"Così abbiamo rivoluzionato l'uso dei taxi nelle città con una app"​

Eckart Diepenhorst, amministratore delegato di MyTaxi, attiva in Italia con 3.500 tassisti, a colloquio con Agi su alcune tracce del futuro della mobilità urbana 

"Così abbiamo rivoluzionato l'uso dei taxi nelle città con una app"​

Secondo uno studio dell'Università Bocconi di Milano non ci sono dubbi: l’introduzione della chiamata dei taxi tramite applicazione è in grado di generare una riduzione dei tempi di attesa tra una corsa e l’altra stimata tra i 6,5 minuti (nel 18% dei casi) e i 4,1 minuti (nel 27%), con un aumento delle corse (fino a 5 nel 20% dei tassisti) e una maggiore sensazione di rilassatezza (nel 56% dei casi) dei clienti rispetto al percorso e al costo della tratta. E questa tecnologia è sbarcata sull'app di Mytaxi, società fondata nel 2009 e oggi parte del Gruppo Daimler, che oggi conta 100 mila tassisti affiliati in più di 90 città europee, 3500 solo in Italia. 
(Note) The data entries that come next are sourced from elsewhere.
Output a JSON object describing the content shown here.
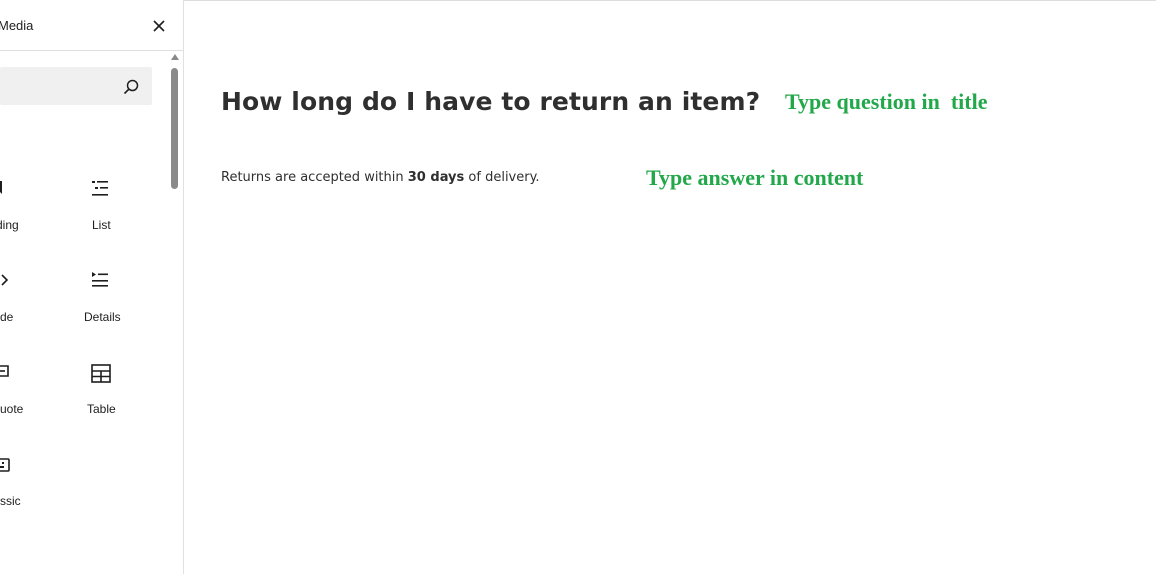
{
  "sidebar": {
    "tab_label": "Media",
    "close_label": "×",
    "search": {
      "placeholder": "",
      "value": ""
    },
    "blocks": [
      {
        "label": "ding",
        "icon": "heading-icon"
      },
      {
        "label": "List",
        "icon": "list-icon"
      },
      {
        "label": "de",
        "icon": "code-icon"
      },
      {
        "label": "Details",
        "icon": "details-icon"
      },
      {
        "label": "uote",
        "icon": "quote-icon"
      },
      {
        "label": "Table",
        "icon": "table-icon"
      },
      {
        "label": "ssic",
        "icon": "classic-icon"
      }
    ]
  },
  "editor": {
    "title": "How long do I have to return an item?",
    "content": {
      "before": "Returns are accepted within ",
      "bold": "30 days",
      "after": " of delivery."
    }
  },
  "annotations": {
    "title_hint": "Type question in  title",
    "content_hint": "Type answer in content",
    "color": "#22a84a"
  }
}
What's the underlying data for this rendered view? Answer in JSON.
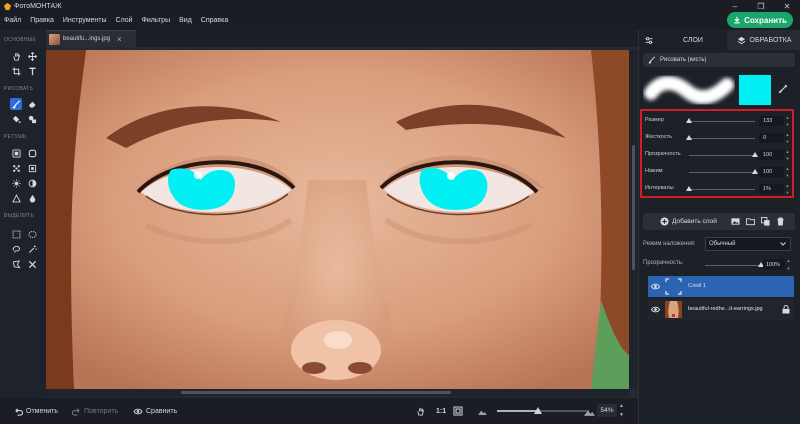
{
  "app": {
    "title": "ФотоМОНТАЖ",
    "menu": [
      "Файл",
      "Правка",
      "Инструменты",
      "Слой",
      "Фильтры",
      "Вид",
      "Справка"
    ],
    "save_label": "Сохранить"
  },
  "toolbar": {
    "sections": [
      "ОСНОВНЫЕ",
      "РИСОВАТЬ",
      "РЕТУШЬ",
      "ВЫДЕЛИТЬ"
    ],
    "tools": [
      {
        "icon": "hand-icon",
        "section": 0
      },
      {
        "icon": "move-icon",
        "section": 0
      },
      {
        "icon": "crop-icon",
        "section": 0
      },
      {
        "icon": "text-icon",
        "section": 0
      },
      {
        "icon": "brush-icon",
        "section": 1,
        "active": true
      },
      {
        "icon": "eraser-icon",
        "section": 1
      },
      {
        "icon": "fill-icon",
        "section": 1
      },
      {
        "icon": "shapes-icon",
        "section": 1
      },
      {
        "icon": "stamp-icon",
        "section": 2
      },
      {
        "icon": "patch-icon",
        "section": 2
      },
      {
        "icon": "blur-icon",
        "section": 2
      },
      {
        "icon": "sharpen-icon",
        "section": 2
      },
      {
        "icon": "brightness-icon",
        "section": 2
      },
      {
        "icon": "contrast-icon",
        "section": 2
      },
      {
        "icon": "triangle-icon",
        "section": 2
      },
      {
        "icon": "drop-icon",
        "section": 2
      },
      {
        "icon": "rect-select-icon",
        "section": 3
      },
      {
        "icon": "ellipse-select-icon",
        "section": 3
      },
      {
        "icon": "lasso-icon",
        "section": 3
      },
      {
        "icon": "magic-wand-icon",
        "section": 3
      },
      {
        "icon": "poly-lasso-icon",
        "section": 3
      },
      {
        "icon": "tools-icon",
        "section": 3
      }
    ]
  },
  "document_tab": {
    "name": "beautifu...ings.jpg"
  },
  "bottom": {
    "undo_label": "Отменить",
    "redo_label": "Повторить",
    "compare_label": "Сравнить",
    "actual_size": "1:1",
    "zoom_value": "54%",
    "zoom_fraction": 0.45
  },
  "panel": {
    "tab_layers": "СЛОИ",
    "tab_process": "ОБРАБОТКА",
    "tool_name": "Рисовать (кисть)",
    "brush_color": "#00f0f4",
    "settings": [
      {
        "label": "Размер",
        "value": "133",
        "fraction": 0.0
      },
      {
        "label": "Жесткость",
        "value": "0",
        "fraction": 0.0
      },
      {
        "label": "Прозрачность",
        "value": "100",
        "fraction": 1.0
      },
      {
        "label": "Нажим",
        "value": "100",
        "fraction": 1.0
      },
      {
        "label": "Интервалы",
        "value": "1%",
        "fraction": 0.0
      }
    ],
    "add_layer_label": "Добавить слой",
    "blend_label": "Режим наложения:",
    "blend_value": "Обычный",
    "opacity_label": "Прозрачность:",
    "opacity_value": "100%",
    "opacity_fraction": 1.0,
    "layers": [
      {
        "name": "Слой 1",
        "selected": true
      },
      {
        "name": "beautiful-redhe...it-earrings.jpg",
        "selected": false
      }
    ]
  }
}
E innovare è un po' la storia stessa di Mytaxi, racconta ad Agi Eckart Diepenhorst, amministratore delegato della società. "Un lungo viaggio nel settore dell’innovazione dei taxi”, racconta, che ha portato la società ad essere “la prima ad offrire un pagamento tramite app e ad avviare un servizio di pooling per i taxi con la funzione Mytaximatch”. Durante il suo intervento al convegno sulla mobilità urbana e la tecnologia che si è tenuto al Senato, ha sottolineato la necessità di ripensare il "futuro della mobilità urbana”, con migliori infrastrutture soprattutto per le zone periferiche, sottolineando la necessità “di innovazione e di nuovi regolamenti”. 

Mr. Diepenhorst, nel corso del suo intervento, ha ribadito più volte la volontà di Mytaxi di aprire un tavolo di discussione con i regolatori sul futuro della mobilità. Da quali punti partirebbe?
 
"Per sederci attorno ad un tavolo con i regolatori la cosa più importante è avere una prospettiva culturale, cosa che è nel DNA di Mytaxi. Prima di tutto vorremmo discutere, a livello nazionale e locale, del fatto che le leggi sui trasporti contengono norme datate: quindi la prima cosa da fare è un ammodernamento del sistema legislativo". 
 
Nel dettaglio?
 
"Ad esempio, come la concorrenza può essere aumentata a beneficio dei consumatori e come allineare in modo migliore le diverse modalità di trasporto. Questo è ciò di cui vorremmo discutere per migliorare la mobilità del futuro".
 
Lei è stato nominato ceo di Mytaxi appena pochi mesi fa, quali sono le sue linee guida?
 
"Siamo cresciuti moltissimo negli ultimi tre anni e questo ci consente di svolgere un ruolo molto più sostanzioso su come forgiare il futuro della mobilità. Non vogliamo solo far spostare i nostri consumatori, ma ci interessano al tempo stesso passeggeri, guidatori e città, così da migliorare le condizioni di vita nei centri urbani". 
 
Che ne pensa della situazione della mobilità in Italia e che cosa la rende speciale?
 
"La particolarità della mobilità italiana è legata alla bellezza delle città nel vostro Paese e al patrimonio culturale, ai vicoli, alle stradine. Abbiamo bisogno di molti dati per capire come ci si sposta in Italia". 
 
Come intende rapportarsi con le tradizionali associazioni di tassisti?
 
"Vogliamo aiutare il settore tradizionale dei taxi a capire perché siamo qui e a lavorare insieme per un futuro migliore. Possiamo dire con grande soddisfazione che abbiamo già 3500 conducenti che lavorano con noi e tutti hanno detto di essere felici di farlo". 
 
Le prossime città in cui arriverà Mytaxi.
 
"Saremmo felici di collaborare con molti comuni in Italia, ma non è solo una nostra decisione. Abbiamo già tavoli aperti e riveleremo le prossime città solo alla fine di questi colloqui".
 
Che ne pensa di Uber?
 
"Ci sono molte forme di concorrenza sul mercato e noi accettiamo di conviverci. Pensiamo siano un elemento positivo per i cittadini. Ciò che ci differenzia è il nostro modo di collaborare sia con i conducenti dei taxi che con le amministrazioni cittadini".